His first job was a portrait of Laurence Olivier, and life was never the same
again.
Like
many of those he photographed, O’Neill arrived at a time when social mobility
was at its premium. With his camera as his calling card and youth on his side, it
was easy for ambitious working class boys like him to take a leap into more
rarefied worlds. Here, pop stars and matinee idols rubbed shoulders with landed
gentry and faces from London’s underworld.
O’Neill
hung out with Michael Caine, and stepped out with Julie Christie and Jean
Shrimpton. O’Neill’s first marriage was with actress Vera Day, with whom he had
a son and a daughter after wedding aged 21. The couple separated after 13
years. O’Neill would later marry another actress, Faye Dunaway, in 1983, and
the pair had a son. His 1977 picture of her, taken in the small hours beside a
Beverley Hills hotel pool the morning after Dunaway had won an Oscar for her
performance in Network was a perfect evocation of Hollywood in all its dazed
and confused glory.
For all
his access all areas status, O’Neill had no truck with some showbiz excesses,
and frowned on drug abuse. He had no desire to be centre of attention, preferring
to blend into the background, working the room in a more creative way.
In
his later years, and married to his third wife, model executive Laraine Ashton,
he steered away from the low-rent celebrities of today. “Showbusiness has
changed” he opined in the Herald. “I don’t want to do any of the movie stars
because they’re not movie stars like I knew them. They’ve got no aura. They’re
just a load of people in black suits.” Only the late Amy Winehouse latterly
captured O’Neill’s attention, when he photographed her on the day she sang at
the 90th birthday celebratory concert for Nelson Mandela in London.
O’Neill
survived cancer and a heart bypass operation.

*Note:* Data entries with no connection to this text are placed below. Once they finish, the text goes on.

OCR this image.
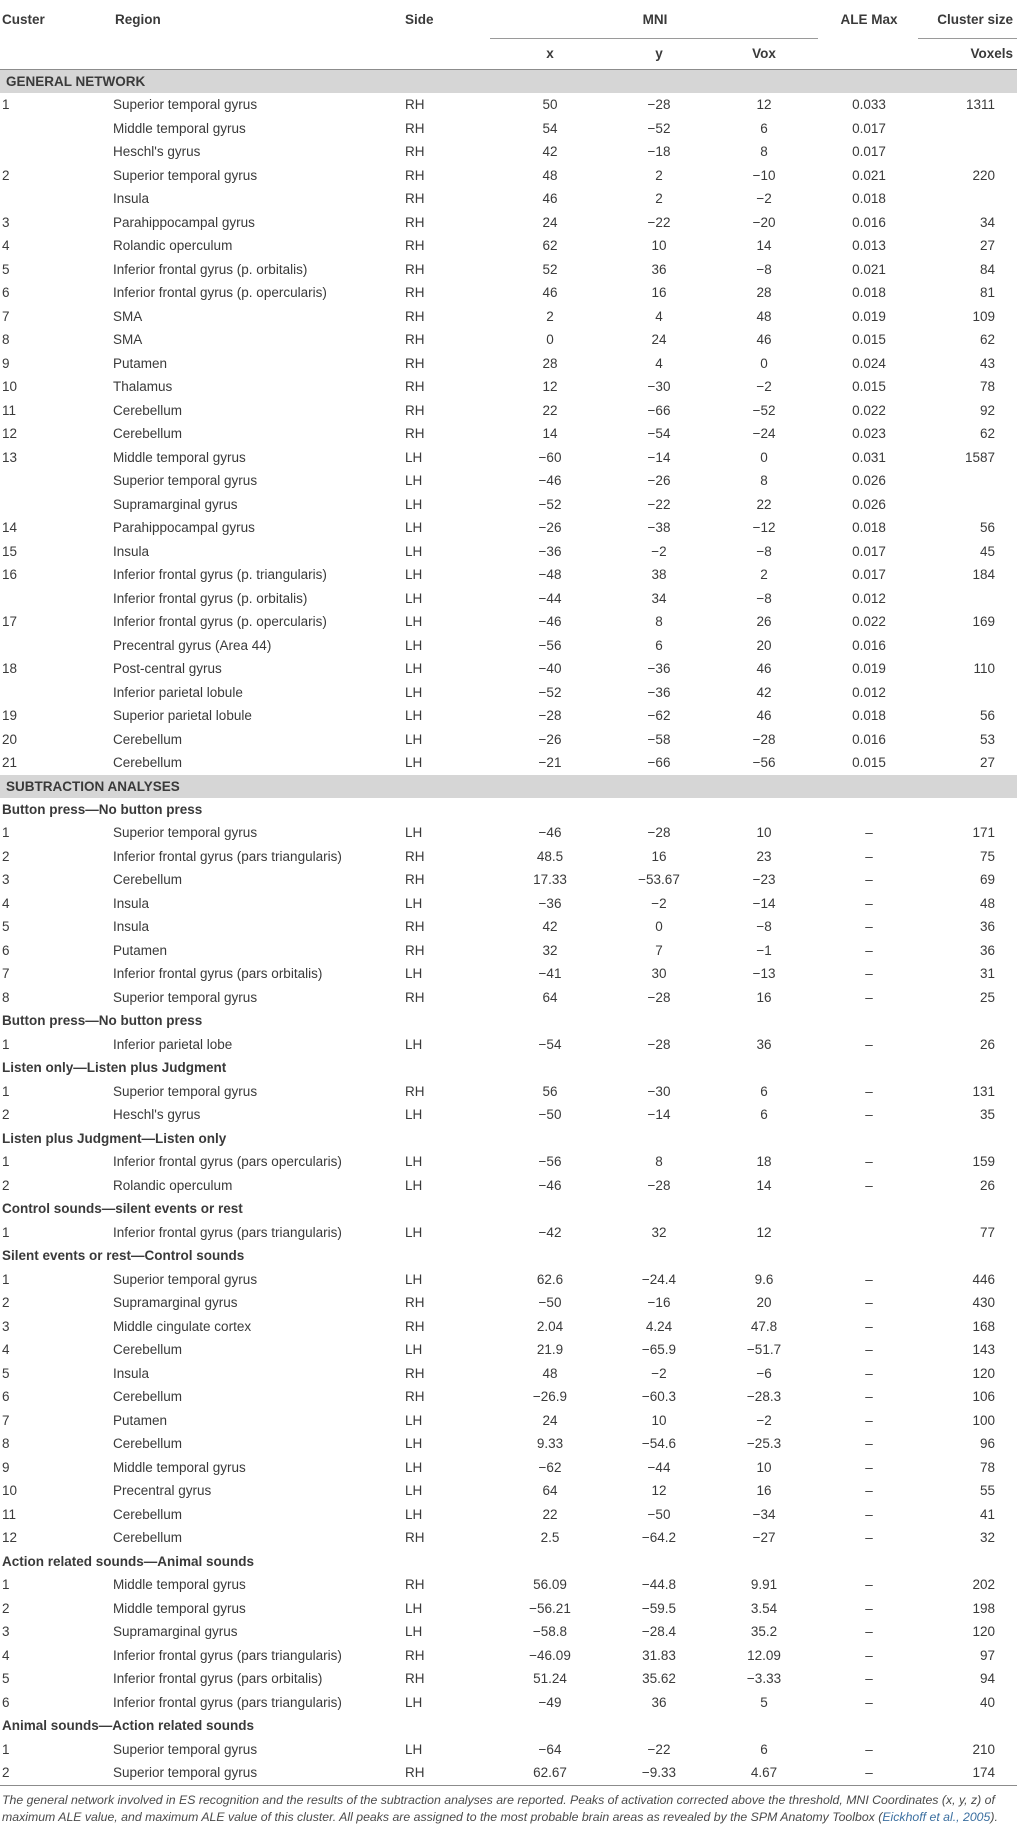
Custer	Region	Side	MNI			ALE Max	Cluster size
			x	y	Vox		Voxels
GENERAL NETWORK							
1	Superior temporal gyrus	RH	50	−28	12	0.033	1311
	Middle temporal gyrus	RH	54	−52	6	0.017	
	Heschl's gyrus	RH	42	−18	8	0.017	
2	Superior temporal gyrus	RH	48	2	−10	0.021	220
	Insula	RH	46	2	−2	0.018	
3	Parahippocampal gyrus	RH	24	−22	−20	0.016	34
4	Rolandic operculum	RH	62	10	14	0.013	27
5	Inferior frontal gyrus (p. orbitalis)	RH	52	36	−8	0.021	84
6	Inferior frontal gyrus (p. opercularis)	RH	46	16	28	0.018	81
7	SMA	RH	2	4	48	0.019	109
8	SMA	RH	0	24	46	0.015	62
9	Putamen	RH	28	4	0	0.024	43
10	Thalamus	RH	12	−30	−2	0.015	78
11	Cerebellum	RH	22	−66	−52	0.022	92
12	Cerebellum	RH	14	−54	−24	0.023	62
13	Middle temporal gyrus	LH	−60	−14	0	0.031	1587
	Superior temporal gyrus	LH	−46	−26	8	0.026	
	Supramarginal gyrus	LH	−52	−22	22	0.026	
14	Parahippocampal gyrus	LH	−26	−38	−12	0.018	56
15	Insula	LH	−36	−2	−8	0.017	45
16	Inferior frontal gyrus (p. triangularis)	LH	−48	38	2	0.017	184
	Inferior frontal gyrus (p. orbitalis)	LH	−44	34	−8	0.012	
17	Inferior frontal gyrus (p. opercularis)	LH	−46	8	26	0.022	169
	Precentral gyrus (Area 44)	LH	−56	6	20	0.016	
18	Post-central gyrus	LH	−40	−36	46	0.019	110
	Inferior parietal lobule	LH	−52	−36	42	0.012	
19	Superior parietal lobule	LH	−28	−62	46	0.018	56
20	Cerebellum	LH	−26	−58	−28	0.016	53
21	Cerebellum	LH	−21	−66	−56	0.015	27
SUBTRACTION ANALYSES							
Button press—No button press							
1	Superior temporal gyrus	LH	−46	−28	10	–	171
2	Inferior frontal gyrus (pars triangularis)	RH	48.5	16	23	–	75
3	Cerebellum	RH	17.33	−53.67	−23	–	69
4	Insula	LH	−36	−2	−14	–	48
5	Insula	RH	42	0	−8	–	36
6	Putamen	RH	32	7	−1	–	36
7	Inferior frontal gyrus (pars orbitalis)	LH	−41	30	−13	–	31
8	Superior temporal gyrus	RH	64	−28	16	–	25
Button press—No button press							
1	Inferior parietal lobe	LH	−54	−28	36	–	26
Listen only—Listen plus Judgment							
1	Superior temporal gyrus	RH	56	−30	6	–	131
2	Heschl's gyrus	LH	−50	−14	6	–	35
Listen plus Judgment—Listen only							
1	Inferior frontal gyrus (pars opercularis)	LH	−56	8	18	–	159
2	Rolandic operculum	LH	−46	−28	14	–	26
Control sounds—silent events or rest							
1	Inferior frontal gyrus (pars triangularis)	LH	−42	32	12		77
Silent events or rest—Control sounds							
1	Superior temporal gyrus	LH	62.6	−24.4	9.6	–	446
2	Supramarginal gyrus	RH	−50	−16	20	–	430
3	Middle cingulate cortex	RH	2.04	4.24	47.8	–	168
4	Cerebellum	LH	21.9	−65.9	−51.7	–	143
5	Insula	RH	48	−2	−6	–	120
6	Cerebellum	RH	−26.9	−60.3	−28.3	–	106
7	Putamen	LH	24	10	−2	–	100
8	Cerebellum	LH	9.33	−54.6	−25.3	–	96
9	Middle temporal gyrus	LH	−62	−44	10	–	78
10	Precentral gyrus	LH	64	12	16	–	55
11	Cerebellum	LH	22	−50	−34	–	41
12	Cerebellum	RH	2.5	−64.2	−27	–	32
Action related sounds—Animal sounds							
1	Middle temporal gyrus	RH	56.09	−44.8	9.91	–	202
2	Middle temporal gyrus	LH	−56.21	−59.5	3.54	–	198
3	Supramarginal gyrus	LH	−58.8	−28.4	35.2	–	120
4	Inferior frontal gyrus (pars triangularis)	RH	−46.09	31.83	12.09	–	97
5	Inferior frontal gyrus (pars orbitalis)	RH	51.24	35.62	−3.33	–	94
6	Inferior frontal gyrus (pars triangularis)	LH	−49	36	5	–	40
Animal sounds—Action related sounds							
1	Superior temporal gyrus	LH	−64	−22	6	–	210
2	Superior temporal gyrus	RH	62.67	−9.33	4.67	–	174
The general network involved in ES recognition and the results of the subtraction analyses are reported. Peaks of activation corrected above the threshold, MNI Coordinates (x, y, z) of maximum ALE value, and maximum ALE value of this cluster. All peaks are assigned to the most probable brain areas as revealed by the SPM Anatomy Toolbox (Eickhoff et al., 2005).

In 2011, he was awarded a Royal Photographic
Centenary Medal. Two years later, perhaps recognising a demise of the sort of opportunities
that opened doors for him, he founded the Terry O’Neill Awards, an annual
competition for photographers to showcase their work. Last year, When Ziggy
Played the Marquee, O’Neill’s document of David Bowie’s 1973 Ziggy Stardust
performance, was published. Earlier this year O’Neill was awarded a CBE. It was
a final accolade for a life that was never black and white.
O’Neill
is survived by his wife, Laraine Ashton, and his three children.